Manta kwa (tentom peni na kwa tai nainu mail 10.000.000 fawang) wa nuchu nunuvu lu vawana.

One night (the first missile then could scarcely have been 10,000,000 miles away) I went for a walk with my wife.

Adin na mangu la ai wa munjebo yu mangutan na angaro, ai yuno munyun Yamadu, pyo dinshi ya la nusis denu tiskati, yuno ala be tilanyun wi shai nole lai.

It was starlight and I explained the Signs of the Zodiac to her, and pointed out Mars, a bright dot of light creeping zenithward, towards which so many telescopes were pointed.

Manta sham tai. Tabo wainu vado lo, wonyo chu usinunai chu Charachi eom Ailawaras lutum la jika ai muhim aji wanyo.

It was a warm night. Coming home, a party of excursionists from Chertsey or Isleworth passed us singing and playing music.

Dinya la shenum na ti na yudo tabo yunga nuzon.

There were lights in the upper windows of the houses as the people went to bed.

Chu fanaila la inainu auhim na fanai la yom fanuno, la didil ai rulka, akwa be inainu jamwe tom jinu fafau.

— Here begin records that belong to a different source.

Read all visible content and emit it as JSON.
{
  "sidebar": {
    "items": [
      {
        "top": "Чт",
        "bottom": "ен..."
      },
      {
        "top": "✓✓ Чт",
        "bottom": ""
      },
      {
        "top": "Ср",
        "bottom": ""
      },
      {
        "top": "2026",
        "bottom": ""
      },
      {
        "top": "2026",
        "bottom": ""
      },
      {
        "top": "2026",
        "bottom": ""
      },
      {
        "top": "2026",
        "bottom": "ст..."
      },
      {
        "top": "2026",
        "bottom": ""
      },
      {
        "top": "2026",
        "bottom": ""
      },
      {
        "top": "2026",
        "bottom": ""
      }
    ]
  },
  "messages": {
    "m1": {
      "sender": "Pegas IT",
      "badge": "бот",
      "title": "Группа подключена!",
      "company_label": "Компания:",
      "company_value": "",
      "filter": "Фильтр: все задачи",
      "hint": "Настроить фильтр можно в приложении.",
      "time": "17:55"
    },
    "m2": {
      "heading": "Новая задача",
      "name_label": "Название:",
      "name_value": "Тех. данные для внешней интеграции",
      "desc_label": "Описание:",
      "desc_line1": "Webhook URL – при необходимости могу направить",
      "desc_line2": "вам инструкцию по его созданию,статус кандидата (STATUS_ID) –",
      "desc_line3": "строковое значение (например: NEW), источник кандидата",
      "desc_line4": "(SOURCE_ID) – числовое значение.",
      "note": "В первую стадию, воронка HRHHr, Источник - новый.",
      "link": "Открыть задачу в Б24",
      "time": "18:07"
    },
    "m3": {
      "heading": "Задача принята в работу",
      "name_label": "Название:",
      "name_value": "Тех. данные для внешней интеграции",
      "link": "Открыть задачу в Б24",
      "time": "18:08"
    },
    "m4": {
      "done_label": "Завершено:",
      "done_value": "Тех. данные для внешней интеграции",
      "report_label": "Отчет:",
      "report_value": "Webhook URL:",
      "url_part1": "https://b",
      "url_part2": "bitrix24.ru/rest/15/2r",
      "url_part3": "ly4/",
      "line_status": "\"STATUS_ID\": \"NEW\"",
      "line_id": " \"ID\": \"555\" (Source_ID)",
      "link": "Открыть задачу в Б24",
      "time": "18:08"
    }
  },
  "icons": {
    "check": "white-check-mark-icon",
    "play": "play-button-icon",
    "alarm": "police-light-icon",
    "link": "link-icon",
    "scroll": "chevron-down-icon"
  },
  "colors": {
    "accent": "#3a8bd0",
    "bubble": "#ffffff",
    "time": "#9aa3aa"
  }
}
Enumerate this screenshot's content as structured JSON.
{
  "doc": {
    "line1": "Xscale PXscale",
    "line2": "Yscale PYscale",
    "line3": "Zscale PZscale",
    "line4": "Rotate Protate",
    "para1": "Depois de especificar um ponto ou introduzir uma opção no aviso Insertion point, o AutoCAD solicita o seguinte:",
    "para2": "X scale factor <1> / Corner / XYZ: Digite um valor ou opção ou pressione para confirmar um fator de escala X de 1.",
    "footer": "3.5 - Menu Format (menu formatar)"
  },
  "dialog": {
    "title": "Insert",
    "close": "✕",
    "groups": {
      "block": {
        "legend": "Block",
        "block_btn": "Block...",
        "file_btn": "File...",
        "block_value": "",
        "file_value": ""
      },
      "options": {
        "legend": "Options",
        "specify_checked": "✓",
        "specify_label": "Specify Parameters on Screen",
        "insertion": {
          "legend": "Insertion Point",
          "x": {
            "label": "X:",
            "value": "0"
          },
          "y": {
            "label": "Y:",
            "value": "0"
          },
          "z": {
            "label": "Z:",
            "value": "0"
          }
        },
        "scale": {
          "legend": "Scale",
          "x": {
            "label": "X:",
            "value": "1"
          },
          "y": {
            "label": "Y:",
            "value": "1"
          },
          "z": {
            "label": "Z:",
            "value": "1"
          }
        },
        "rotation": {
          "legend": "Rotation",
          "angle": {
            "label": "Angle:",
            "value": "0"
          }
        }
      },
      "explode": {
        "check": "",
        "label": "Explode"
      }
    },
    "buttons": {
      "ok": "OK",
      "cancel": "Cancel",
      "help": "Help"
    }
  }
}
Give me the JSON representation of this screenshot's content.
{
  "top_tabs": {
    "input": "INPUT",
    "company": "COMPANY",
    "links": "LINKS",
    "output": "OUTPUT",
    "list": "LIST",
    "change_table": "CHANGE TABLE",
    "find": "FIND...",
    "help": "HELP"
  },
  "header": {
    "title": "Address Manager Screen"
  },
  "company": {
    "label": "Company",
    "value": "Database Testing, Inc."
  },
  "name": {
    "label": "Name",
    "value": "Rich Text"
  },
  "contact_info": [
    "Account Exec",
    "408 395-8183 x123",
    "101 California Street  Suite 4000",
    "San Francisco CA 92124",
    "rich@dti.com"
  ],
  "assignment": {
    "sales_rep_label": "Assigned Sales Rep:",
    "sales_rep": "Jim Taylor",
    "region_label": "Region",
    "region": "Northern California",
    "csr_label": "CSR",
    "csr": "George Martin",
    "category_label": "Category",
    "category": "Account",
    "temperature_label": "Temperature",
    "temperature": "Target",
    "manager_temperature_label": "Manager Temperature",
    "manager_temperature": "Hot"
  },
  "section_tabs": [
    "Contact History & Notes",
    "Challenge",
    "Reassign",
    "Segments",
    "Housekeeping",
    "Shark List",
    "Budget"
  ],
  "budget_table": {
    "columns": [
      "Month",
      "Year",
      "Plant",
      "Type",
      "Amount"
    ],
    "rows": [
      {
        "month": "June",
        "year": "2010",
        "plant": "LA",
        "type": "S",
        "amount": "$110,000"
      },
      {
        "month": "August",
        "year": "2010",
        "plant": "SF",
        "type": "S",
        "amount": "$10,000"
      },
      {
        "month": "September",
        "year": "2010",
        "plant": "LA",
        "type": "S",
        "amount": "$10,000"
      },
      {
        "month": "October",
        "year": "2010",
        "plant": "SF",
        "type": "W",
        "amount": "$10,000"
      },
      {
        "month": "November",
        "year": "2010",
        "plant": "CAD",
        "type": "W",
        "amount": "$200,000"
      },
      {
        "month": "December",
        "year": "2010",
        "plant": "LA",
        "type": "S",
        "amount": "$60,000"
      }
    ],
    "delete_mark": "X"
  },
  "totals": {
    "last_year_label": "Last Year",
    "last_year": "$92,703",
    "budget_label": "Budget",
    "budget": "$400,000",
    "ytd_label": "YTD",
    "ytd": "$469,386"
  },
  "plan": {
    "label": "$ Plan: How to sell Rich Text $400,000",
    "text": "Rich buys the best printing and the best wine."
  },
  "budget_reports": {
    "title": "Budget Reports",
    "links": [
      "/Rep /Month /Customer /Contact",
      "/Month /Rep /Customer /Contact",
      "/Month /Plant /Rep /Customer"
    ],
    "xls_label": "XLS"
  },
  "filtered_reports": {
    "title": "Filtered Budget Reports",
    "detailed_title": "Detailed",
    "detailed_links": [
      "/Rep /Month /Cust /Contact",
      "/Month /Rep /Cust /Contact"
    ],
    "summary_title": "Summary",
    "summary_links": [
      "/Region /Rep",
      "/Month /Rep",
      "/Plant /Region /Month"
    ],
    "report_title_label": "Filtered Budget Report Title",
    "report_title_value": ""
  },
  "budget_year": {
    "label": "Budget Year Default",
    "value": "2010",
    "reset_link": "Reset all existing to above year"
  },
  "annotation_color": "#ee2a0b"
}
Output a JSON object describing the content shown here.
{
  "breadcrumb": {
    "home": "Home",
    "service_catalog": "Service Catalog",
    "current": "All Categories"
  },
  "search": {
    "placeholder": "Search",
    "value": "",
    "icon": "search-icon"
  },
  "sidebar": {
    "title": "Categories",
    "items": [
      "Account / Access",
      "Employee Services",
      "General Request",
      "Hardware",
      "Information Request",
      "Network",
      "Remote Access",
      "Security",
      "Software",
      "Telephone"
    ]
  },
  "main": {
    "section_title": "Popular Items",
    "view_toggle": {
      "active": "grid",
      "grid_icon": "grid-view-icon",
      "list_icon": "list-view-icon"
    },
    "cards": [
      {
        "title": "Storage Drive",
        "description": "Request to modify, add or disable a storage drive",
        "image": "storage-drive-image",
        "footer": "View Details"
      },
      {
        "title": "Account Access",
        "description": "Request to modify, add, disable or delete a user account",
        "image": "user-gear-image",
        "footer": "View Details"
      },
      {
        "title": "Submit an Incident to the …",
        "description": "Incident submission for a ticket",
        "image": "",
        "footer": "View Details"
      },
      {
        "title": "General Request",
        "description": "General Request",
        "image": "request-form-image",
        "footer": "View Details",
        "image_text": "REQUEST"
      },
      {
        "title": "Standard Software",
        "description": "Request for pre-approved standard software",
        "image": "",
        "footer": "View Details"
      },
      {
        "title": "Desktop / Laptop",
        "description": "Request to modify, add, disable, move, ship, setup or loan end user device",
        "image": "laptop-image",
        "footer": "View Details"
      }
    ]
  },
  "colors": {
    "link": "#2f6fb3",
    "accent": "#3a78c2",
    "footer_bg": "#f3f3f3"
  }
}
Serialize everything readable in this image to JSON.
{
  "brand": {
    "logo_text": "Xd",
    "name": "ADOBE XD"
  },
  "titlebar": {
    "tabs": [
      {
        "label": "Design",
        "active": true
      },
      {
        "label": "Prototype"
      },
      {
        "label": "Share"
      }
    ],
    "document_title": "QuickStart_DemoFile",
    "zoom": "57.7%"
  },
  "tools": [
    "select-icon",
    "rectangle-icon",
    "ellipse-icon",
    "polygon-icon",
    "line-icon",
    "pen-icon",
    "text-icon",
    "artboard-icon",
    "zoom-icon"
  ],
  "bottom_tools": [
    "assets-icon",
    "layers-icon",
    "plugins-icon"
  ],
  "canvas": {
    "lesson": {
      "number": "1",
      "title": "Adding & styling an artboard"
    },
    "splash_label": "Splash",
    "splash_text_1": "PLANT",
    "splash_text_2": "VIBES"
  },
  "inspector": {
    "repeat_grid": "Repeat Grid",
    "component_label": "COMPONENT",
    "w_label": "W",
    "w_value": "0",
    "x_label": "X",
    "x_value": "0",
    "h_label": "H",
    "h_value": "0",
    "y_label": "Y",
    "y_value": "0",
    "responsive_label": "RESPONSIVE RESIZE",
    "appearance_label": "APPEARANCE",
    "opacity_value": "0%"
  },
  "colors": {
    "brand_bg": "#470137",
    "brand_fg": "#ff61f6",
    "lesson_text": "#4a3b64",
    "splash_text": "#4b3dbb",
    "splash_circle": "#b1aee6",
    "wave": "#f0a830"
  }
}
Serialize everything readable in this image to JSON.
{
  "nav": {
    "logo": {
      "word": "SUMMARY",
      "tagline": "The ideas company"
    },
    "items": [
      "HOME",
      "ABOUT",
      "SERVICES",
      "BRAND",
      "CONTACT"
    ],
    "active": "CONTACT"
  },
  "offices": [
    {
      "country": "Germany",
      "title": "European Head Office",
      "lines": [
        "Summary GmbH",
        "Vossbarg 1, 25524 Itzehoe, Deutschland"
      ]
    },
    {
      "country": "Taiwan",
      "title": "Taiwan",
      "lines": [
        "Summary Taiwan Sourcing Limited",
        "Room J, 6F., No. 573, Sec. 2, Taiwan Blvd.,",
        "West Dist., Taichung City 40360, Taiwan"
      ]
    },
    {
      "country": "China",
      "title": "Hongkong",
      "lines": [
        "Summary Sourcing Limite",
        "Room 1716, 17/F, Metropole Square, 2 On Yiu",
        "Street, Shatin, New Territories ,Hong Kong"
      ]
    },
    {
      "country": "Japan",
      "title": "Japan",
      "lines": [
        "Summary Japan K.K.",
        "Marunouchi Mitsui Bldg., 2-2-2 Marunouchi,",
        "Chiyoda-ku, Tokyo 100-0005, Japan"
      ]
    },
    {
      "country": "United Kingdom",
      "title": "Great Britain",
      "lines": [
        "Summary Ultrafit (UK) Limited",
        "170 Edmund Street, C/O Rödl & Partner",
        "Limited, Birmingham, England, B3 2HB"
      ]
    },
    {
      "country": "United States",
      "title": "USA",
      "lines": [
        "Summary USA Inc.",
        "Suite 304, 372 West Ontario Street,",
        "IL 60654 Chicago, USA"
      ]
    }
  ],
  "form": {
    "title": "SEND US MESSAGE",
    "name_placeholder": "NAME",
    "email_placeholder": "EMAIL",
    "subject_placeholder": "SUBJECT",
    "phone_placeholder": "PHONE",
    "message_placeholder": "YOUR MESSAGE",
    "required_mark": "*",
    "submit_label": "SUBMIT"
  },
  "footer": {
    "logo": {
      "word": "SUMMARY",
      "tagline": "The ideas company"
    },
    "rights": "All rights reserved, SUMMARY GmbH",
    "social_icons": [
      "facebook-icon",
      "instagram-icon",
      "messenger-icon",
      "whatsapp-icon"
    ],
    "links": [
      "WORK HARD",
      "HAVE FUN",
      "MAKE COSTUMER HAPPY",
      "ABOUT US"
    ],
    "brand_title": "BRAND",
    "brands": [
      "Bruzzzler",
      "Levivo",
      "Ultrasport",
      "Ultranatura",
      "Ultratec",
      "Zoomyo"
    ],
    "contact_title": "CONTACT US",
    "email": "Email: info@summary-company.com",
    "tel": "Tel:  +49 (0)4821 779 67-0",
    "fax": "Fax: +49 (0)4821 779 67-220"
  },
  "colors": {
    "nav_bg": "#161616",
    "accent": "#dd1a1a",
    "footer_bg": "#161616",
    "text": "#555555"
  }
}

From the railway station in the distance came the sound of shunting trains, ringing and rumbling, softened almost into melody by the distance.

Vawana munyun wa idinshi na nodinya yam, pesan ai jin yanyo pim tila vuski ku tiska. Ya yunkule van ai vera shai.

My wife pointed out to me the brightness of the red, green, and yellow signal lights hanging in a framework against the sky. It seemed so safe and tranquil.